I wish I had some advice to give or more knowledge about seizures. My husband's cousin has hydrocephaelus and tends to have lots of seizures but I haven't seen any of them myself.
I really hope the neurologist can provide some good answers for you.
I would tend to go by how many she's having and how much effect they're having on her life in deciding whether or not to treat. If her other seizure types are under pretty good control with whatever she's taking now, I might think twice about upping a particular med or adding a new one to the mix. Kind of like, if it ain't broke, don't fix it.

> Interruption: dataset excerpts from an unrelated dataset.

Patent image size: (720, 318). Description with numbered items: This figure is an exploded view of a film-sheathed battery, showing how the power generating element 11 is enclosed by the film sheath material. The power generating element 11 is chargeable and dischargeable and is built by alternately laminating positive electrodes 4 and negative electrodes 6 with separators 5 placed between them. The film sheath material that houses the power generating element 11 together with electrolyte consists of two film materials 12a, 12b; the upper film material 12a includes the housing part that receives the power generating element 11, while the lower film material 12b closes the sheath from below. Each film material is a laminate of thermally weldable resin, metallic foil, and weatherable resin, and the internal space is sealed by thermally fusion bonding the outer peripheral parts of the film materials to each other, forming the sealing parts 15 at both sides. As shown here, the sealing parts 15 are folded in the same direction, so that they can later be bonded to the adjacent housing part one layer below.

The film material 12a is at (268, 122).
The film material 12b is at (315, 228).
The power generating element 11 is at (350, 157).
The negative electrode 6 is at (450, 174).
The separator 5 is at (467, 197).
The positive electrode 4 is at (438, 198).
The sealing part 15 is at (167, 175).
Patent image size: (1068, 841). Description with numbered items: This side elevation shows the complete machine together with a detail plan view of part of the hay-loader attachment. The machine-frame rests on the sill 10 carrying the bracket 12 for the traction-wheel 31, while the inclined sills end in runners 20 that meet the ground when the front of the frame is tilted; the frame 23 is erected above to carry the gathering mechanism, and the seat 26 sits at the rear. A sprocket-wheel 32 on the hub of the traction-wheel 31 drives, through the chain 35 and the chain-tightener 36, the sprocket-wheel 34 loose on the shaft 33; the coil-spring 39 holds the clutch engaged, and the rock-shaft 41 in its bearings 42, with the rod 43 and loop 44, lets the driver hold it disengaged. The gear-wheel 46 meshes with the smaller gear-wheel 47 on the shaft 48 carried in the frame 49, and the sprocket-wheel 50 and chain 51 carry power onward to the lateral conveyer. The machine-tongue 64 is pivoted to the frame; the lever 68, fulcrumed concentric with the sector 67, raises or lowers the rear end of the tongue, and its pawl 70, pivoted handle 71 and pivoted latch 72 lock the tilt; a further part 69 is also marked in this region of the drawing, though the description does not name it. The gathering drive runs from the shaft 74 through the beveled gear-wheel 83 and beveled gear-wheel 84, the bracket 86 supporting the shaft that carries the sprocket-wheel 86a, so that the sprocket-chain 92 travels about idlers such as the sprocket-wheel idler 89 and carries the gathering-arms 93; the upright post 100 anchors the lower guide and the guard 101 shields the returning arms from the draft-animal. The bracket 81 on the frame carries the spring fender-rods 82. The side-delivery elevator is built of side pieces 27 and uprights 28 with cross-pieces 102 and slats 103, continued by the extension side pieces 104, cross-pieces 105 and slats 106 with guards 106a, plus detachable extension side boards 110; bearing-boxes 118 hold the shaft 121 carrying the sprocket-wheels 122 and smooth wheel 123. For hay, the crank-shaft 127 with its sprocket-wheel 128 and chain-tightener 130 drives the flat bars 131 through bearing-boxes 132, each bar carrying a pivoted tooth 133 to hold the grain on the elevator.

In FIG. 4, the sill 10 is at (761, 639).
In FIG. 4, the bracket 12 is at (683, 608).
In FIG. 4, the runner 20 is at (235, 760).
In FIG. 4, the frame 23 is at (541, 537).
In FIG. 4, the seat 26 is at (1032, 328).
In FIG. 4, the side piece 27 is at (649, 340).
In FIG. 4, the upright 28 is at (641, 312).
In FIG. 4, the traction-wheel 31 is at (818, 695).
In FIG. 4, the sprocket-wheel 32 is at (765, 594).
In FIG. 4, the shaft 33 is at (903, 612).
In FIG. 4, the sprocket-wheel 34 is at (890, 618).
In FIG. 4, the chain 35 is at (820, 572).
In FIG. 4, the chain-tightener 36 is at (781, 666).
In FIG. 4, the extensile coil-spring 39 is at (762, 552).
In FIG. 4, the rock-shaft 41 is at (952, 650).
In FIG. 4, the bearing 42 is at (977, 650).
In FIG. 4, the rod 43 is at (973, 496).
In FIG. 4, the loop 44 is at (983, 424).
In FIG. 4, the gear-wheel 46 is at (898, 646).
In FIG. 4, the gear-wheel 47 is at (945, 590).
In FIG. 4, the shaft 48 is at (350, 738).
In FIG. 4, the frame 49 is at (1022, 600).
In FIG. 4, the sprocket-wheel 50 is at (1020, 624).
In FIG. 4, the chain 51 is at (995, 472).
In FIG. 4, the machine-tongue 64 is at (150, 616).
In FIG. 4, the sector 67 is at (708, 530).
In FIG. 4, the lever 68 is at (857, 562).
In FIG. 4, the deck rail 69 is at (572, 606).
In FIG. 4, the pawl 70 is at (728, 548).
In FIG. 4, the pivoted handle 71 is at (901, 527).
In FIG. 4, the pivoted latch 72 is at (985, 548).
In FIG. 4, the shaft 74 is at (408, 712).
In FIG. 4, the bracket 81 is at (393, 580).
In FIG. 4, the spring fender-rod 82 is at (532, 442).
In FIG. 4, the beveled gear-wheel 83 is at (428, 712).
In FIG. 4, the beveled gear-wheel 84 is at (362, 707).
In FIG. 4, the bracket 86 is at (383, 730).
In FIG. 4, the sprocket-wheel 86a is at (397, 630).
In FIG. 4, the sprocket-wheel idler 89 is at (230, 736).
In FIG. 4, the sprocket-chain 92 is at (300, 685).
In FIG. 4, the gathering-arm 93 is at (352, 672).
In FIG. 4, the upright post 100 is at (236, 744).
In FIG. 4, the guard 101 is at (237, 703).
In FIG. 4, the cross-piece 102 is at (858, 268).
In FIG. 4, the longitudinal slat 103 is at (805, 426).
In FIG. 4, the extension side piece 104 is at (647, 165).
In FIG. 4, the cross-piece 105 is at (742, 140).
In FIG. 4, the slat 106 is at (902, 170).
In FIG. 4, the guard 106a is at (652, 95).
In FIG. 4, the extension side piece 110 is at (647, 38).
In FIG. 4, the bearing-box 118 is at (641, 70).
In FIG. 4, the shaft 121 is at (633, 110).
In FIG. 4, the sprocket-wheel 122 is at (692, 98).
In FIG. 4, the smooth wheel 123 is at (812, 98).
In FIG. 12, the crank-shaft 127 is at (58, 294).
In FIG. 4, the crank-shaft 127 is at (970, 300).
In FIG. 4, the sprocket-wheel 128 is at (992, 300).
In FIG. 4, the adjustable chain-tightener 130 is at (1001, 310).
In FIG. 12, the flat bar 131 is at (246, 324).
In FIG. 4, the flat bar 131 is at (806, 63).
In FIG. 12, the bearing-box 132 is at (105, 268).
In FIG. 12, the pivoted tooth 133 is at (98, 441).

I am most definitely NOT a fan of a whole lot of drugs on board as they tend to just add new issues (whether it's behavior problems, difficulties learning or just plain zonking the person out). Then again, I don't know Ashley's seizure disorder so I don't know whether a new seizure type is often a sign of things spiralling out of control or not. If it was, you might want to be a bit more proactive.
We had one experience with myoclonics from hell many many years ago. The Blue Jay had never had them before (and only once since I believe) but once in the midst of a week-long seizure cluster, the myoclonics started. The problem was she was having them pretty well constantly. She was in hospital at the time and not doing much else but it was still no way to live.
And yet the biggest problem was at night. The child absolutely could not get ANY sleep because the minute she started to fall asleep they would jerk her awake. Our neuro was out of town but we finally got them under control (at least in the night) by giving her ... can't remember exactly what class of drugs it was now, a sleeping pill that wasn't a sleeping pill I think the dr said, I think it was called immovane or innovane) at night just so she could sleep.